Era um etnólogo do porte de Roger Bastide, de Arthur Ramos e de Levi Strauss, e “um homem de ciência agudamente provido de sensibilidade e visão humanística, eis o que é o caboclo maranhense Nunes Pereira”, na visão sensível, mas objetiva de Carlos Drummond de Andrade.
Era membro da Academia Maranhense de Letras, para onde foi eleito duas vezes; a primeira, ele não tomou posse no prazo regimental, tendo sido, por isso, passivo de uma nova eleição que o ratificou na cadeira nº 23, patroneada por Graça Aranha, e atualmente ocupada pelo engenheiro e mestre em Desenvolvimento Urbano, Luis Phelipe Andrès; Nunes Pereira é também um dos fundadores da Academia Amazonense de Letras, onde conheceu e foi amigo de seu conterrâneo Maranhão Sobrinho, um dos maiores poetas simbolistas do Brasil.
Como prova de sua grandeza em direção do bem, trago a este dedo de prosa o nosso escritor Jorge Amado que assim explana, em “Literatura Comentada”, edições Abril [1981-2]: “(...) Antes de decretarem o Estado Novo cheguei a Manaus e fui preso... Fui colocado numa cela com o Nunes Pereira, o etnólogo, um homem encantador.
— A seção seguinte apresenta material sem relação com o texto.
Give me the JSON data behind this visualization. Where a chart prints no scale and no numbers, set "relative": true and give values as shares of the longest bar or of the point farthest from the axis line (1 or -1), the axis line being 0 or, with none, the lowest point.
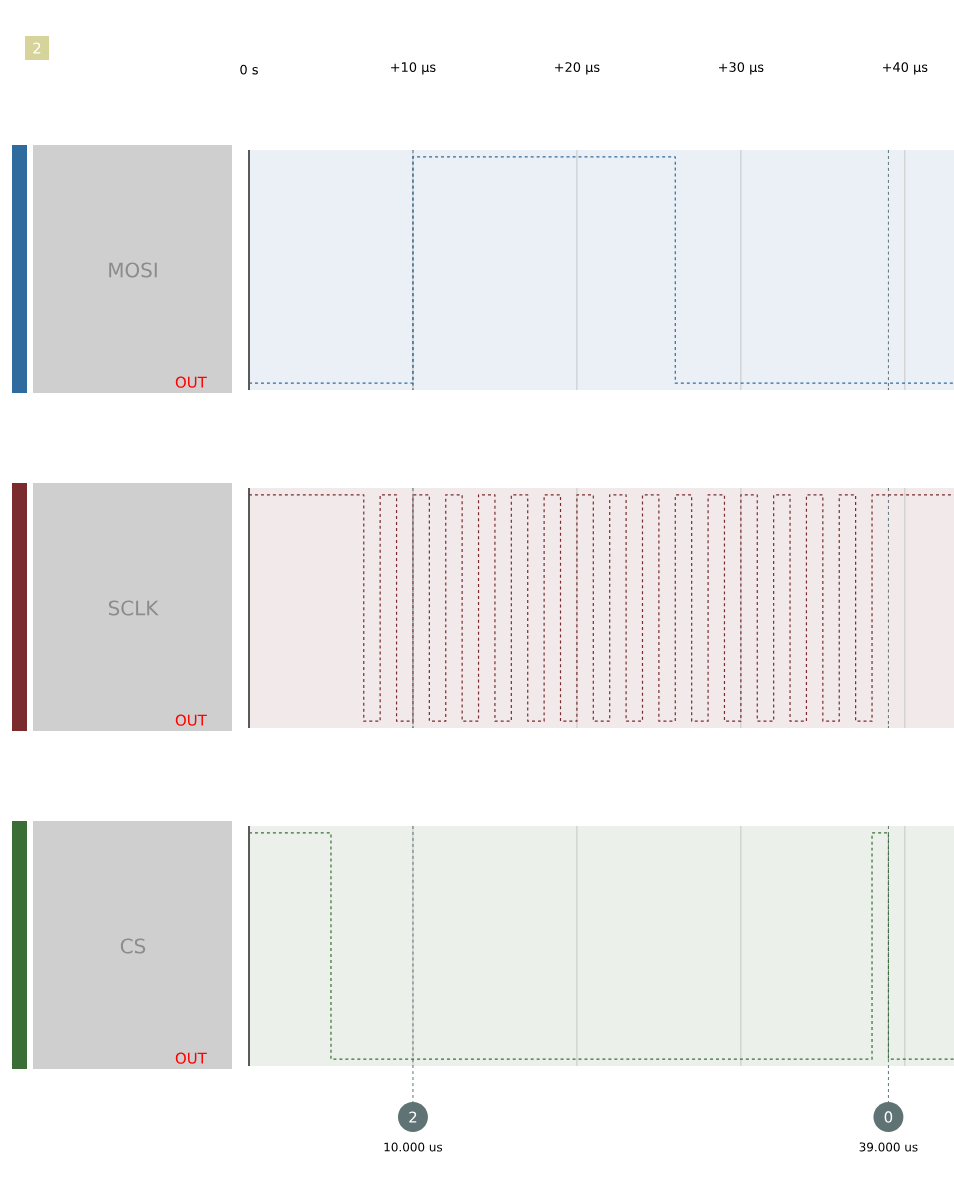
{
  "chart_data": [
    {
      "type": "step",
      "title": "MOSI",
      "relative": true,
      "x": [
        0,
        10,
        26,
        43
      ],
      "series": [
        {
          "color": "#2f6b9f",
          "values": [
            0,
            1,
            0,
            0
          ]
        }
      ],
      "xlim": [
        0,
        43
      ],
      "xticks": [
        {
          "value": 0,
          "label": "0 s"
        },
        {
          "value": 10,
          "label": "+10 µs"
        },
        {
          "value": 20,
          "label": "+20 µs"
        },
        {
          "value": 30,
          "label": "+30 µs"
        },
        {
          "value": 40,
          "label": "+40 µs"
        }
      ],
      "tick_labels": "x",
      "grid": "x",
      "line_style": "dashed",
      "ref_lines": [
        {
          "axis": "x",
          "value": 10,
          "color": "#5f7375",
          "line_style": "dashed"
        },
        {
          "axis": "x",
          "value": 39,
          "color": "#5f7375",
          "line_style": "dashed"
        }
      ],
      "annotations": [
        "2",
        "OUT"
      ]
    },
    {
      "type": "step",
      "title": "SCLK",
      "relative": true,
      "x": [
        0,
        7,
        8,
        9,
        10,
        11,
        12,
        13,
        14,
        15,
        16,
        17,
        18,
        19,
        20,
        21,
        22,
        23,
        24,
        25,
        26,
        27,
        28,
        29,
        30,
        31,
        32,
        33,
        34,
        35,
        36,
        37,
        38,
        43
      ],
      "series": [
        {
          "color": "#7a2b2e",
          "values": [
            1,
            0,
            1,
            0,
            1,
            0,
            1,
            0,
            1,
            0,
            1,
            0,
            1,
            0,
            1,
            0,
            1,
            0,
            1,
            0,
            1,
            0,
            1,
            0,
            1,
            0,
            1,
            0,
            1,
            0,
            1,
            0,
            1,
            1
          ]
        }
      ],
      "xlim": [
        0,
        43
      ],
      "xticks": [
        {
          "value": 0,
          "label": null
        },
        {
          "value": 10,
          "label": null
        },
        {
          "value": 20,
          "label": null
        },
        {
          "value": 30,
          "label": null
        },
        {
          "value": 40,
          "label": null
        }
      ],
      "tick_labels": false,
      "grid": "x",
      "line_style": "dashed",
      "ref_lines": [
        {
          "axis": "x",
          "value": 10,
          "color": "#5f7375",
          "line_style": "dashed"
        },
        {
          "axis": "x",
          "value": 39,
          "color": "#5f7375",
          "line_style": "dashed"
        }
      ],
      "annotations": [
        "OUT"
      ]
    },
    {
      "type": "step",
      "title": "CS",
      "relative": true,
      "x": [
        0,
        5,
        38,
        39,
        43
      ],
      "series": [
        {
          "color": "#3b6e34",
          "values": [
            1,
            0,
            1,
            0,
            0
          ]
        }
      ],
      "xlim": [
        0,
        43
      ],
      "xticks": [
        {
          "value": 0,
          "label": null
        },
        {
          "value": 10,
          "label": null
        },
        {
          "value": 20,
          "label": null
        },
        {
          "value": 30,
          "label": null
        },
        {
          "value": 40,
          "label": null
        }
      ],
      "tick_labels": false,
      "grid": "x",
      "line_style": "dashed",
      "ref_lines": [
        {
          "axis": "x",
          "value": 10,
          "label": "10.000 us",
          "color": "#5f7375",
          "line_style": "dashed"
        },
        {
          "axis": "x",
          "value": 39,
          "label": "39.000 us",
          "color": "#5f7375",
          "line_style": "dashed"
        }
      ],
      "annotations": [
        "2",
        "0",
        "OUT"
      ]
    }
  ]
}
Eu e o Nunes Pereira passávamos o dia inteiro debaixo do chuveiro porque fazia um calor infernal, e os integralistas desfilavam na frente ameaçando a gente de morte ...”
Estas são algumas das publicações de Nunes Pereira: “A Casa das Minas: contribuição ao estudo das sobrevivências do culto dos Voduns, do Panteão daomeano, no Estado do Maranhão, Brasil”, Sociedade Brasileira de Antropologia e Etnologia, 1947, 2ª ed., Petrópolis, Vozes, Rio de Janeiro, 1979; “Moronguetá – um Decameron Indígena”, Rio de Janeiro, Civilização Brasileira, 1967 e 1976, 2 vols. [Coleção Retratos do Brasil, nº 50]; “Panorama da alimentação indígena: comidas, bebidas e tóxicos na Amazônia brasileira”, Rio de Janeiro, Livraria São José, 1974; “Os índios maués”, Rio de Janeiro, Organização Simões, 1954; “Curt Nimuendaju”, [Síntese de uma vida e de uma obra], 1946; (Opúsculo) [“A tartaruga verdadeira do Amazonas”] de 17 páginas, foi elaborado pelo veterinário Nunes Pereira e trata de uma obra bastante interessante e extremamente difícil de ser encontrada nas bibliotecas e acervos públicos.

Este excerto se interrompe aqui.